Is there a “Charlotte Curse” in North Carolina politics? According to many journalists, analysts, and political professionals, the answer to that question would be: “Of course — don’t you pay attention?”

It has become conventional wisdom to observe that North Carolina’s largest city may be the source of a great deal of business acumen, economic dynamism, and corporate leadership, but its politicians don’t play all that well outside the confines of Mecklenburg County — and particularly poorly in statewide races that encompass Eastern North Carolina voters whose antipathy towards Charlotteans is virtually congenital.

There certainly is a memorable list of Charlotte mayors who have failed in their attempts at higher office. Eddie Knox fell short in his bid for the Democratic nomination for governor in 1984. Harvey Gantt won the Democratic nod for U.S. Senate twice, in 1990 and 1996, but lost to Republican Jesse Helms. Richard Vinroot lost his bid for the GOP nomination for governor in 1996, then won it in 2000 but went on to lose by a little over five percentage points to Gov. Mike Easley in the general election.

Rob Christensen, the longtime political reporter for The News & Observer of Raleigh, recently offered a somewhat broader take on the phenomenon. He argued that the real curse in North Carolina politics isn’t a pox on Charlotteans but a whammy on virtually all big-city boys (and presumably gals) who try to win gubernatorial or Senate races in a state still full of rural and small-town voters suspicious of smooth-talking slicksters. This is why the 2004 Senate contest between Richard Burr and Erskine Bowles has both men, from urban backgrounds, spending so much time campaigning off the beaten path, Christensen suggested.

I think there is some truth to his argument — I buy it more than I do the specific notion of a “Charlotte Curse” — but I must say I think the conventional wisdom here is overblown. For one thing, it accepts at face value the protestations of former Gov. Jim Martin, who was elected governor twice in the 1980s, that he wasn’t really from Charlotte but instead hailed from Lake Norman. Perhaps this was a useful rhetorical device in his campaigns, but let’s keep in mind that Martin represented the 9th District in the U.S. House for years, of which Charlotte was the largest single block of voters, and that he had previously been a Davidson College professor. He was not, in short, a rustic.

Moreover, while I can’t claim to remember much of anything about the political failings of candidates 50 or 60 years ago, I do remember the more recent attempts by Charlotteans to win statewide — and I think they fell short for reasons other than their zip codes. Knox ran in a crowded Democratic primary that include my friend Rufus Edmisten, who had gained lots of notoriety across North Carolina as attorney general and as a key aide to Sen. Sam Ervin during the Watergate hearings. Knox was comparatively unknown, as would have been the mayor of any NC city.

In the 1990s, Gantt was running against the most successful Republican politician in North Carolina history.

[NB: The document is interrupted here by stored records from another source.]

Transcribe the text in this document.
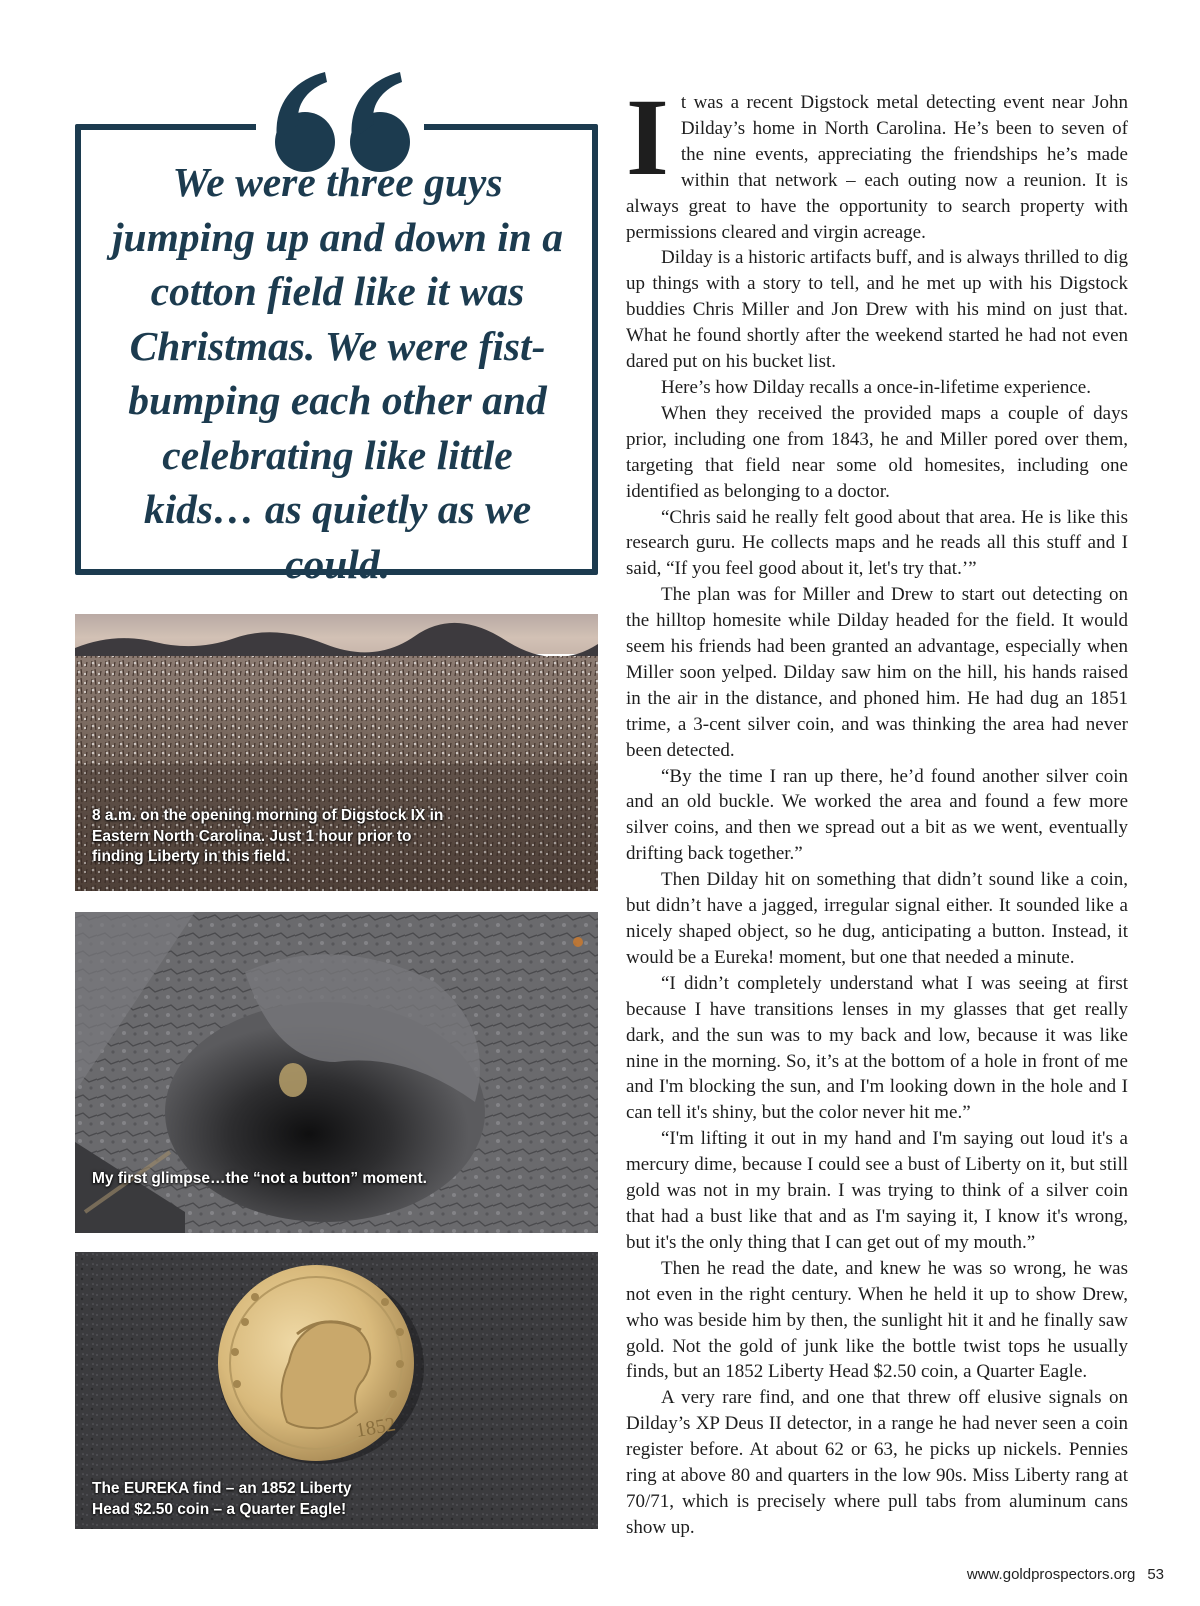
We were three guys jumping up and down in a cotton field like it was Christmas. We were fist-bumping each other and celebrating like little kids… as quietly as we could.

8 a.m. on the opening morning of Digstock IX in Eastern North Carolina. Just 1 hour prior to finding Liberty in this field.

My first glimpse…the “not a button” moment.

1852

The EUREKA find – an 1852 Liberty Head $2.50 coin – a Quarter Eagle!

It was a recent Digstock metal detecting event near John Dilday’s home in North Carolina. He’s been to seven of the nine events, appreciating the friendships he’s made within that network – each outing now a reunion. It is always great to have the opportunity to search property with permissions cleared and virgin acreage.

Dilday is a historic artifacts buff, and is always thrilled to dig up things with a story to tell, and he met up with his Digstock buddies Chris Miller and Jon Drew with his mind on just that. What he found shortly after the weekend started he had not even dared put on his bucket list.

Here’s how Dilday recalls a once-in-lifetime experience.

When they received the provided maps a couple of days prior, including one from 1843, he and Miller pored over them, targeting that field near some old homesites, including one identified as belonging to a doctor.

“Chris said he really felt good about that area. He is like this research guru. He collects maps and he reads all this stuff and I said, “If you feel good about it, let's try that.’”

The plan was for Miller and Drew to start out detecting on the hilltop homesite while Dilday headed for the field. It would seem his friends had been granted an advantage, especially when Miller soon yelped. Dilday saw him on the hill, his hands raised in the air in the distance, and phoned him. He had dug an 1851 trime, a 3-cent silver coin, and was thinking the area had never been detected.

“By the time I ran up there, he’d found another silver coin and an old buckle. We worked the area and found a few more silver coins, and then we spread out a bit as we went, eventually drifting back together.”

Then Dilday hit on something that didn’t sound like a coin, but didn’t have a jagged, irregular signal either. It sounded like a nicely shaped object, so he dug, anticipating a button. Instead, it would be a Eureka! moment, but one that needed a minute.

“I didn’t completely understand what I was seeing at first because I have transitions lenses in my glasses that get really dark, and the sun was to my back and low, because it was like nine in the morning. So, it’s at the bottom of a hole in front of me and I'm blocking the sun, and I'm looking down in the hole and I can tell it's shiny, but the color never hit me.”

“I'm lifting it out in my hand and I'm saying out loud it's a mercury dime, because I could see a bust of Liberty on it, but still gold was not in my brain. I was trying to think of a silver coin that had a bust like that and as I'm saying it, I know it's wrong, but it's the only thing that I can get out of my mouth.”

Then he read the date, and knew he was so wrong, he was not even in the right century. When he held it up to show Drew, who was beside him by then, the sunlight hit it and he finally saw gold. Not the gold of junk like the bottle twist tops he usually finds, but an 1852 Liberty Head $2.50 coin, a Quarter Eagle.

A very rare find, and one that threw off elusive signals on Dilday’s XP Deus II detector, in a range he had never seen a coin register before. At about 62 or 63, he picks up nickels. Pennies ring at above 80 and quarters in the low 90s. Miss Liberty rang at 70/71, which is precisely where pull tabs from aluminum cans show up.

www.goldprospectors.org 53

And he didn’t run very well, partly because of a flawed campaign strategy and partly because he was simply too left-of-center for our state’s electorate to embrace with ease.

Vinroot’s lost in 2000 had more to do with a last-minute surge by the Democratic base — a phenomenon experienced not only in North Carolina but in Florida and a number of other states just after the disclosure of George W. Bush’s drunk-driving record — as well as some nimble Easley campaigning that raised questions about Vinroot’s intentions on taxes (given Easley’s subsequent tax hikes, this message seems laugable now, but for some moderate-to-conservative swing voters in 2000 it was apparently persuasive).

Lastly, it’s worth noting that Gantt, Vinroot, and Bowles have all won their party’s nominations at least once, which the last time I checked required getting the most votes in a statewide election. And as far as an electoral bias against city slickers is concerned, that’s true but hardly a North Carolina invention. Almost every president or would-be president from George Washington to George W. Bush and Al Gore have played up he-man images and rural roots, no matter how tenuous the connection to reality.

Perhaps Bowles and Vinroot should claim to have been born in log cabins erected along the Catawba River. Would that help them win in Williamston?

Hood is president of the John Locke Foundation and publisher of Carolina Journal.